Impunity sinking Zimbabwe into poverty, hunger

If we are to understand the future of agriculture in Zimbabwe we need to understand the past.
Ben Freeth
Why was Zimbabwe such a successful country agriculturally in the past? So what has happened to make it so spectacularly unsuccessful in recent years? What can we do about the future?
Zimbabwe’s past success
By 1975, the UN Agricultural Year Book ranked Zimbabwe second in the world for yields of maize, wheat, soya and groundnuts, and third for cotton. In a combined ranking of these crops, we were first in the world. Our tobacco was rated the best in the world in both yield and quality. Our beef was second to none in the markets of Europe.
There is not a single natural lake in Zimbabwe, and yet when you fly over Zimbabwe you see bodies of water everywhere. There are over 10 000 of them. Excluding South Africa, 80% of the African continent’s dams were built in this country — including the biggest man-made dam in the world at the time, Lake Kariba, constructed between 1955 and 1959.
What was it that made agriculture develop so fast and so successfully in Zimbabwe? It is very simple: property rights through title deeds — protected by the rule of law.
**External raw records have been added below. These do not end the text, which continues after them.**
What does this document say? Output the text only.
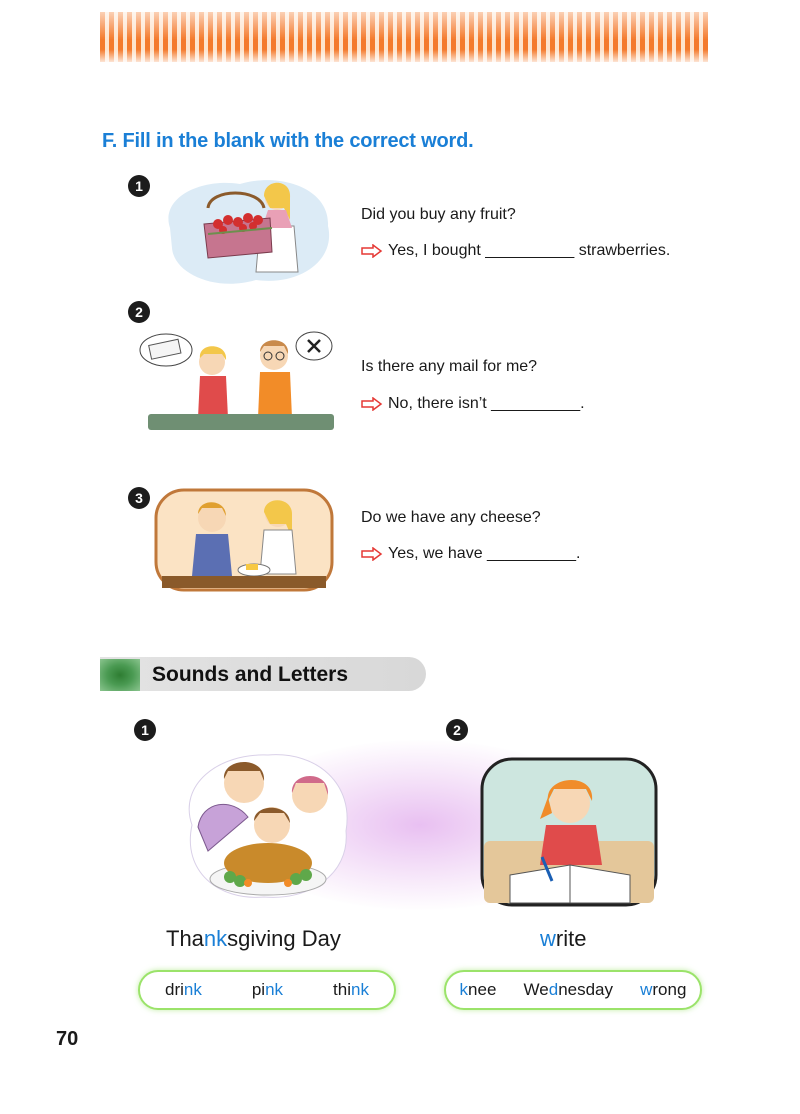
F. Fill in the blank with the correct word.
1
Did you buy any fruit?
Yes, I bought __________ strawberries.
2
Is there any mail for me?
No, there isn’t __________.
3
Do we have any cheese?
Yes, we have __________.
Sounds and Letters
1
Thanksgiving Day
drink	pink	think
2
write
knee Wednesday wrong
70
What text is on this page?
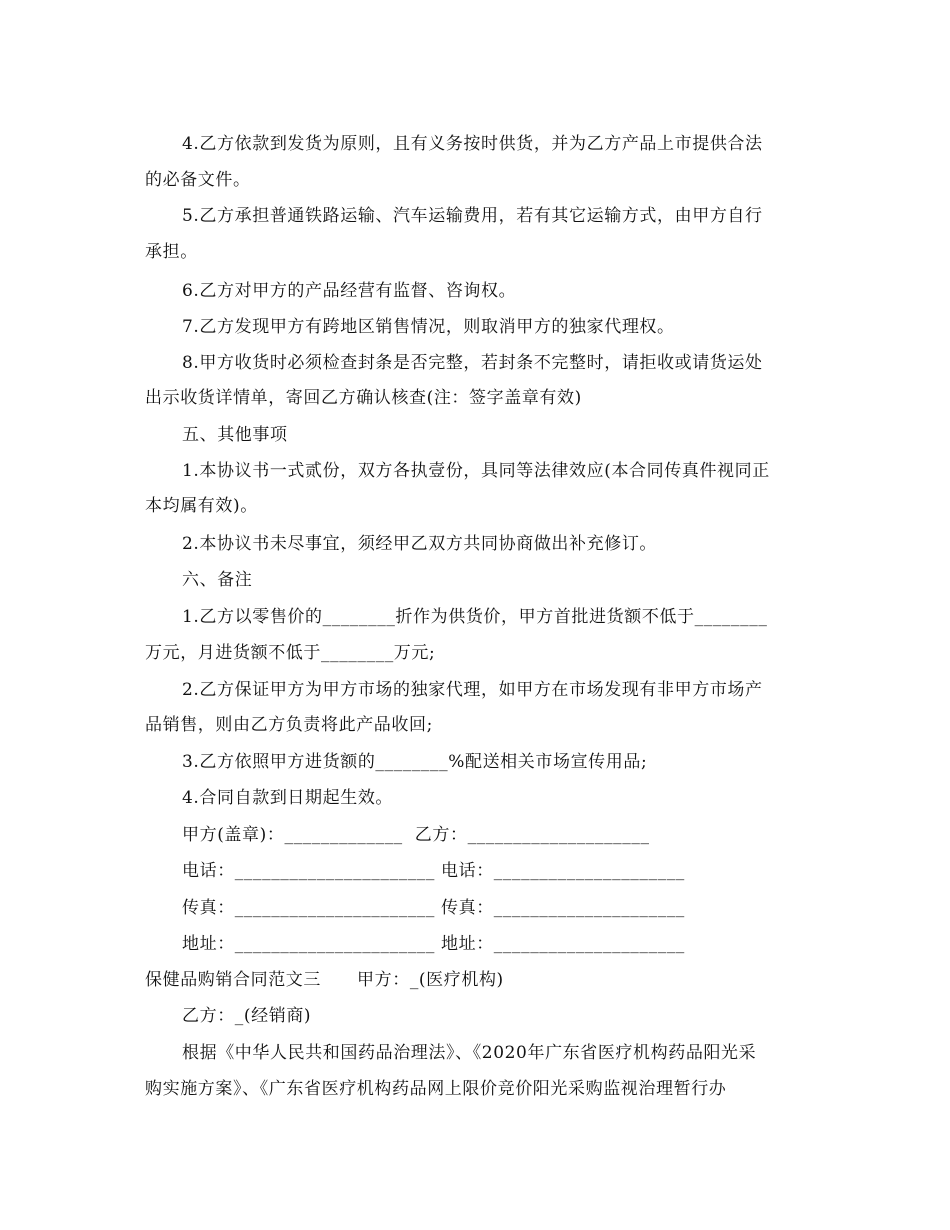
4.乙方依款到发货为原则，且有义务按时供货，并为乙方产品上市提供合法
的必备文件。
5.乙方承担普通铁路运输、汽车运输费用，若有其它运输方式，由甲方自行
承担。
6.乙方对甲方的产品经营有监督、咨询权。
7.乙方发现甲方有跨地区销售情况，则取消甲方的独家代理权。
8.甲方收货时必须检查封条是否完整，若封条不完整时，请拒收或请货运处
出示收货详情单，寄回乙方确认核查(注：签字盖章有效)
五、其他事项
1.本协议书一式贰份，双方各执壹份，具同等法律效应(本合同传真件视同正
本均属有效)。
2.本协议书未尽事宜，须经甲乙双方共同协商做出补充修订。
六、备注
1.乙方以零售价的________折作为供货价，甲方首批进货额不低于________
万元，月进货额不低于________万元;
2.乙方保证甲方为甲方市场的独家代理，如甲方在市场发现有非甲方市场产
品销售，则由乙方负责将此产品收回;
3.乙方依照甲方进货额的________%配送相关市场宣传用品;
4.合同自款到日期起生效。
甲方(盖章)：_____________  乙方：____________________
电话：______________________ 电话：_____________________
传真：______________________ 传真：_____________________
地址：______________________ 地址：_____________________
保健品购销合同范文三      甲方：_(医疗机构)
乙方：_(经销商)
根据《中华人民共和国药品治理法》、《2020年广东省医疗机构药品阳光采
购实施方案》、《广东省医疗机构药品网上限价竞价阳光采购监视治理暂行办
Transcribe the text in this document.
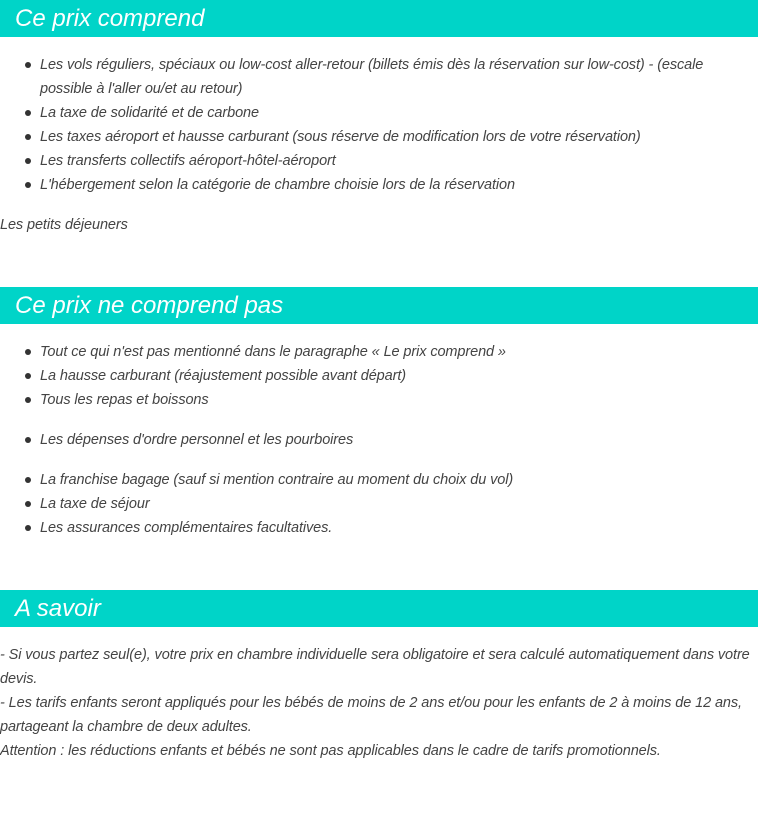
Ce prix comprend
Les vols réguliers, spéciaux ou low-cost aller-retour (billets émis dès la réservation sur low-cost) - (escale possible à l'aller ou/et au retour)
La taxe de solidarité et de carbone
Les taxes aéroport et hausse carburant (sous réserve de modification lors de votre réservation)
Les transferts collectifs aéroport-hôtel-aéroport
L'hébergement selon la catégorie de chambre choisie lors de la réservation

Les petits déjeuners

Ce prix ne comprend pas
Tout ce qui n'est pas mentionné dans le paragraphe « Le prix comprend »
La hausse carburant (réajustement possible avant départ)
Tous les repas et boissons
Les dépenses d'ordre personnel et les pourboires
La franchise bagage (sauf si mention contraire au moment du choix du vol)
La taxe de séjour
Les assurances complémentaires facultatives.
A savoir
- Si vous partez seul(e), votre prix en chambre individuelle sera obligatoire et sera calculé automatiquement dans votre devis.
- Les tarifs enfants seront appliqués pour les bébés de moins de 2 ans et/ou pour les enfants de 2 à moins de 12 ans, partageant la chambre de deux adultes.
Attention : les réductions enfants et bébés ne sont pas applicables dans le cadre de tarifs promotionnels.
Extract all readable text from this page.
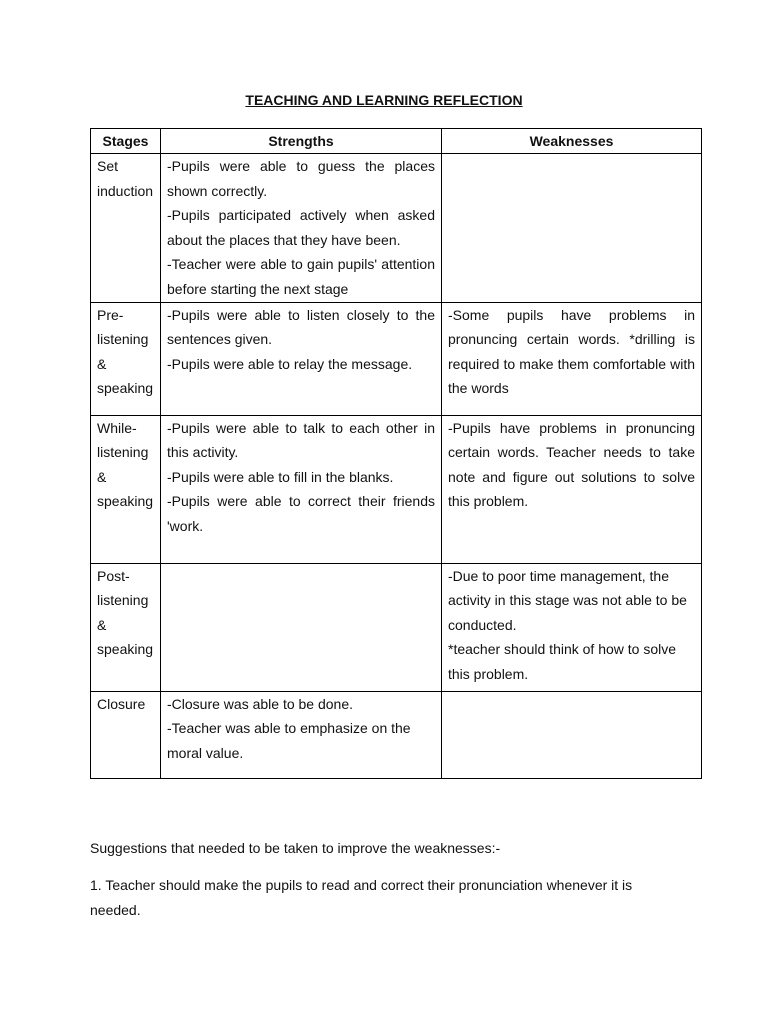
TEACHING AND LEARNING REFLECTION
Stages	Strengths	Weaknesses
Set induction	-Pupils were able to guess the places shown correctly.
-Pupils participated actively when asked about the places that they have been.
-Teacher were able to gain pupils' attention before starting the next stage	

Pre-listening & speaking	-Pupils were able to listen closely to the sentences given.
-Pupils were able to relay the message.	-Some pupils have problems in pronuncing certain words. *drilling is required to make them comfortable with the words

While-listening & speaking	-Pupils were able to talk to each other in this activity.
-Pupils were able to fill in the blanks.
-Pupils were able to correct their friends 'work.	-Pupils have problems in pronuncing certain words. Teacher needs to take note and figure out solutions to solve this problem.

Post-listening & speaking		-Due to poor time management, the activity in this stage was not able to be conducted.
*teacher should think of how to solve this problem.

Closure	-Closure was able to be done.
-Teacher was able to emphasize on the moral value.	

Suggestions that needed to be taken to improve the weaknesses:-
1. Teacher should make the pupils to read and correct their pronunciation whenever it is needed.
If a farmer was not successful, the bank sold his farm to a farmer who was successful, and that farm developed further and became more productive.
Zimbabwe’s current situation
But where are we now? We are in disaster.
Yes, tobacco is moving back up to levels where it was 15 years ago, but at a huge expense to the environment with 300 000 hectares of trees being cut down to cure the crop each year, and if we had expanded as our main competitors have, we would be producing three times our present output.
Milk is down by 80% on what it was at peak production; beef is down by 80%; coffee is down by 90%; paprika is down by 95%; wheat is down by 95%; employment levels are at what they were half a century ago — when we had less than half the population.
The manufacturing sector production has fallen nearly 70%. The maize crop is a failure almost every year. In fact, there is not a year since 2001 when we have not needed food aid to feed the poor — most of those poor being “farmers” — farmers without property rights!
Our GDP, which was bigger than the GDPs of Kenya, Lesotho, Tanzania and Zambia, has now halved and is smaller than all those countries. It is estimated to fall another 5% or so this year.
Reasons for agricultural decline 
As a country we have fallen into poverty. Why? What has changed to collapse all that was so spectacularly successful in the past? We all know the answer: the rule of law and property rights have been systematically destroyed through racist and violent policies in the agricultural sector by our government.
We have been left behind. From being second in the world in maize yields, our national average maize yield is now less than half a tonne a hectare. In the United States, the average yield is over nine tonnes per hectare — and they grow 39 million hectares. So we need over 18 hectares to produce the same amount of grain that an American farmer needs only one hectare for.
It is a tragedy. With Zimbabwe’s current abysmal national yields, we would need a land area the size of the continent of Australia to grow as much maize as the US does.
My view:

As a federal election draws near in October, Canadians would be wise to consider the experience of Zimbabwe since the 1980 coup of Marxist leader Robert Mugabe.

While Socialism and its parent belief system Marxism have a certain appeal to voters who are suffering from financial hardship, history has many examples to the destiny of countries that embrace this dark economic system.

The New Democratic Party in Canada has the same philosophical roots as Mugabe's ZANU-PF party in Zimbabwe.  While the Zimbabwe example is extreme, the consistency of socialist governments historical ability to destroy property rights and rule of law is amazing.

As Margaret Thatcher once quipped, "Socialist governments traditionally do make a financial mess. They [socialists] always run out of other people's money. It's quite a characteristic of them."

Considering the heavy tax burden that Canadians already have, electing a Socialist NDP or NDP-Liberal alliance government would mean crushing taxes and rapidly diminishing foreign investment along with the jobs that go with it.